Aquel treinta y uno de octubre tomamos un taxi hacia aquel lugar. Cuando el conductor paró en una esquina, miré por la ventana a un grupo de niños que, disfrazados, reían mientras recolectaban sus golosinas bajo el “truco o dulce”. “Tonterías”, dijo Augusto, acérrimo criollo. Yo sólo atiné a alegrarme de esos traviesos gestos infantiles, mientras mi amigo hacía hígado por su postura tradicionista.

Después de unos cuantos semáforos, llegamos al local. La gente ya estaba muy animosa con el paso de cada artista por el escenario. Augusto y yo nos acomodamos en una mesa -de milagro- vacía, y pedimos un par de chelas. Un tondero, un vals y una polca sazonaron los minutos siguientes a nuestro arribo. De pronto, el anfitrión de evento presentó a un joven moreno, alto y de rasgos finos, que cargaba una guitarra.

Lo nombró José Baldeón, quien pidió una silla de madera para poder comenzar. Al instante que empezó a sacarle notas a la guitarra, el público quedó hipnotizado de la incomparable belleza de los sonidos, la armoniosa cadencia de los acordes y la viva voz puesta en cada una de las canciones; de modo que, al terminar una interpretación, el respetable lo distinguía con una tremenda ovación y yo empezaba a interesarme más en el virtuoso.

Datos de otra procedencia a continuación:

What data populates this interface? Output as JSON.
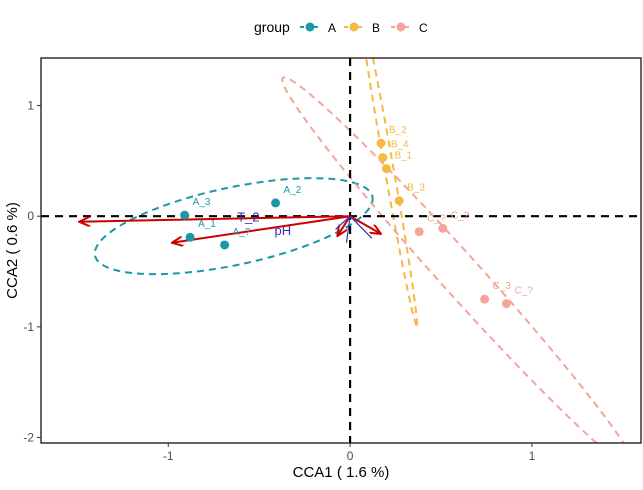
{
  "chart_data": {
    "type": "scatter",
    "subtype": "CCA ordination biplot",
    "title": "",
    "xlabel": "CCA1 ( 1.6 %)",
    "ylabel": "CCA2 ( 0.6 %)",
    "xlim": [
      -1.7,
      1.6
    ],
    "ylim": [
      -2.05,
      1.43
    ],
    "xticks": [
      -1,
      0,
      1
    ],
    "yticks": [
      -2,
      -1,
      0,
      1
    ],
    "reference_lines": {
      "x": 0,
      "y": 0
    },
    "legend": {
      "title": "group",
      "position": "top",
      "entries": [
        {
          "label": "A",
          "color": "#1b98a8"
        },
        {
          "label": "B",
          "color": "#f4b942"
        },
        {
          "label": "C",
          "color": "#f4a49a"
        }
      ]
    },
    "series": [
      {
        "name": "A",
        "color": "#1b98a8",
        "points": [
          {
            "label": "A_1",
            "x": -0.88,
            "y": -0.19
          },
          {
            "label": "A_2",
            "x": -0.41,
            "y": 0.12
          },
          {
            "label": "A_3",
            "x": -0.91,
            "y": 0.01
          },
          {
            "label": "A_?",
            "x": -0.69,
            "y": -0.26
          }
        ],
        "ellipse": {
          "cx": -0.64,
          "cy": -0.09,
          "rx": 0.78,
          "ry": 0.35,
          "angle": 12
        }
      },
      {
        "name": "B",
        "color": "#f4b942",
        "points": [
          {
            "label": "B_1",
            "x": 0.2,
            "y": 0.43
          },
          {
            "label": "B_2",
            "x": 0.17,
            "y": 0.66
          },
          {
            "label": "B_3",
            "x": 0.27,
            "y": 0.14
          },
          {
            "label": "B_4",
            "x": 0.18,
            "y": 0.53
          }
        ],
        "ellipse": {
          "cx": 0.21,
          "cy": 0.47,
          "rx": 0.9,
          "ry": 0.04,
          "angle": -80
        }
      },
      {
        "name": "C",
        "color": "#f4a49a",
        "points": [
          {
            "label": "C_?",
            "x": 0.38,
            "y": -0.14
          },
          {
            "label": "C_?",
            "x": 0.51,
            "y": -0.11
          },
          {
            "label": "C_3",
            "x": 0.74,
            "y": -0.75
          },
          {
            "label": "C_?",
            "x": 0.86,
            "y": -0.79
          }
        ],
        "ellipse": {
          "cx": 0.6,
          "cy": -0.52,
          "rx": 1.45,
          "ry": 0.18,
          "angle": -48
        }
      }
    ],
    "vectors": [
      {
        "label": "",
        "x": -1.49,
        "y": -0.05,
        "color": "#cc0000"
      },
      {
        "label": "pH",
        "x": -0.98,
        "y": -0.24,
        "color": "#cc0000"
      },
      {
        "label": "T_2",
        "x": 0,
        "y": 0,
        "color": "#cc0000"
      },
      {
        "label": "",
        "x": 0.17,
        "y": -0.16,
        "color": "#cc0000"
      },
      {
        "label": "",
        "x": -0.07,
        "y": -0.18,
        "color": "#cc0000"
      }
    ]
  },
  "annotations": [
    {
      "text": "T_2",
      "x": -0.56,
      "y": -0.05,
      "color": "#3a2fb8"
    },
    {
      "text": "pH",
      "x": -0.37,
      "y": -0.17,
      "color": "#3a2fb8"
    }
  ]
}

En una de las pausas, y con varias copas encima, me escabullí al camerino de Baldeón, lo felicité con efusividad y, en un arranque de entusiasmo, le pedí que me regalara su guitarra. Él no lo pensó dos veces, me la regaló y además la autografió con dedicatoria. Me dio su tarjeta con su nombre y un teléfono, 2651979. Y antes de retirarme del aposento, el guitarrista dijo: “Estoy seguro que nos volveremos a encontrar”.

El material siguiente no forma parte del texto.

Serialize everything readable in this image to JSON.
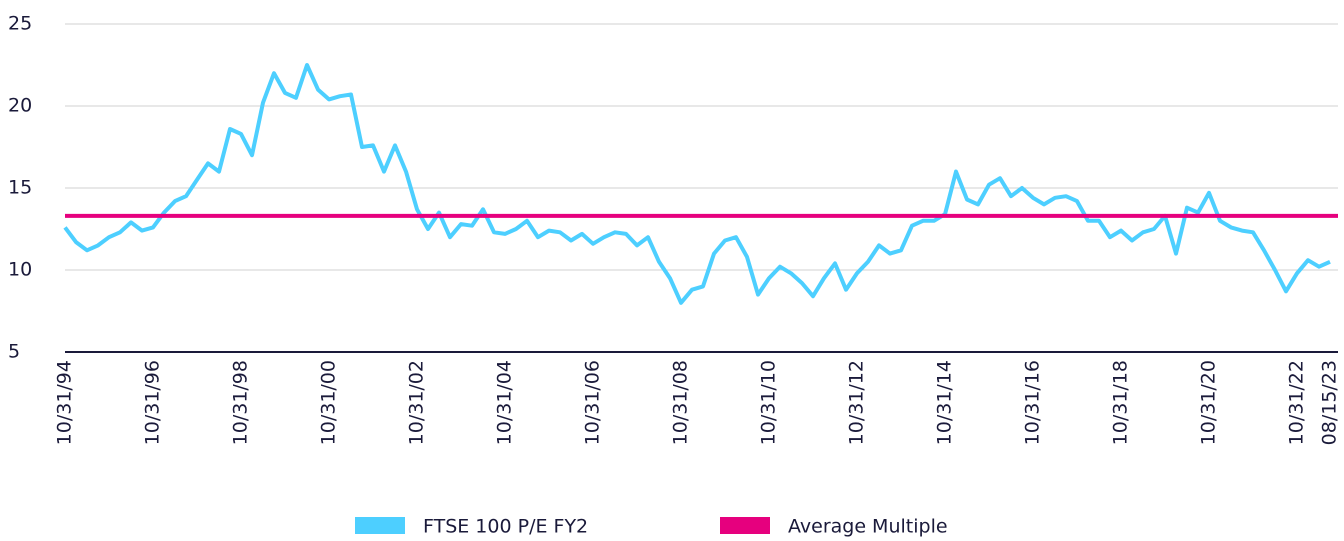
{
  "chart_data": {
    "type": "line",
    "categories": [
      "10/31/94",
      null,
      null,
      null,
      null,
      null,
      null,
      null,
      "10/31/96",
      null,
      null,
      null,
      null,
      null,
      null,
      null,
      "10/31/98",
      null,
      null,
      null,
      null,
      null,
      null,
      null,
      "10/31/00",
      null,
      null,
      null,
      null,
      null,
      null,
      null,
      "10/31/02",
      null,
      null,
      null,
      null,
      null,
      null,
      null,
      "10/31/04",
      null,
      null,
      null,
      null,
      null,
      null,
      null,
      "10/31/06",
      null,
      null,
      null,
      null,
      null,
      null,
      null,
      "10/31/08",
      null,
      null,
      null,
      null,
      null,
      null,
      null,
      "10/31/10",
      null,
      null,
      null,
      null,
      null,
      null,
      null,
      "10/31/12",
      null,
      null,
      null,
      null,
      null,
      null,
      null,
      "10/31/14",
      null,
      null,
      null,
      null,
      null,
      null,
      null,
      "10/31/16",
      null,
      null,
      null,
      null,
      null,
      null,
      null,
      "10/31/18",
      null,
      null,
      null,
      null,
      null,
      null,
      null,
      "10/31/20",
      null,
      null,
      null,
      null,
      null,
      null,
      null,
      "10/31/22",
      null,
      null,
      "08/15/23"
    ],
    "series": [
      {
        "name": "FTSE 100 P/E FY2",
        "color": "#4dcfff",
        "values": [
          12.6,
          11.7,
          11.2,
          11.5,
          12.0,
          12.3,
          12.9,
          12.4,
          12.6,
          13.5,
          14.2,
          14.5,
          15.5,
          16.5,
          16.0,
          18.6,
          18.3,
          17.0,
          20.2,
          22.0,
          20.8,
          20.5,
          22.5,
          21.0,
          20.4,
          20.6,
          20.7,
          17.5,
          17.6,
          16.0,
          17.6,
          16.0,
          13.7,
          12.5,
          13.5,
          12.0,
          12.8,
          12.7,
          13.7,
          12.3,
          12.2,
          12.5,
          13.0,
          12.0,
          12.4,
          12.3,
          11.8,
          12.2,
          11.6,
          12.0,
          12.3,
          12.2,
          11.5,
          12.0,
          10.5,
          9.5,
          8.0,
          8.8,
          9.0,
          11.0,
          11.8,
          12.0,
          10.8,
          8.5,
          9.5,
          10.2,
          9.8,
          9.2,
          8.4,
          9.5,
          10.4,
          8.8,
          9.8,
          10.5,
          11.5,
          11.0,
          11.2,
          12.7,
          13.0,
          13.0,
          13.4,
          16.0,
          14.3,
          14.0,
          15.2,
          15.6,
          14.5,
          15.0,
          14.4,
          14.0,
          14.4,
          14.5,
          14.2,
          13.0,
          13.0,
          12.0,
          12.4,
          11.8,
          12.3,
          12.5,
          13.3,
          11.0,
          13.8,
          13.5,
          14.7,
          13.0,
          12.6,
          12.4,
          12.3,
          11.2,
          10.0,
          8.7,
          9.8,
          10.6,
          10.2,
          10.5
        ]
      }
    ],
    "reference_line": {
      "name": "Average Multiple",
      "color": "#e6007e",
      "value": 13.3
    },
    "ylim": [
      5,
      25
    ],
    "yticks": [
      5,
      10,
      15,
      20,
      25
    ],
    "grid": true
  }
}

En mi estado etílico, sólo pude sonreirle y salir de allí. Al volver a mi sitio, Augusto quería irse pero lo convencí de quedarnos un rato más. Como a la media hora, todo alcoholizados, nos retiramos. Ciertamente había disfrutado esa noche pero, en el fondo, sabía que necesitaba descanso para ir al cementerio mañana primero. Como esperaba, me levanté tarde y la resaca hacía mella mi cabeza con un fuerte dolor.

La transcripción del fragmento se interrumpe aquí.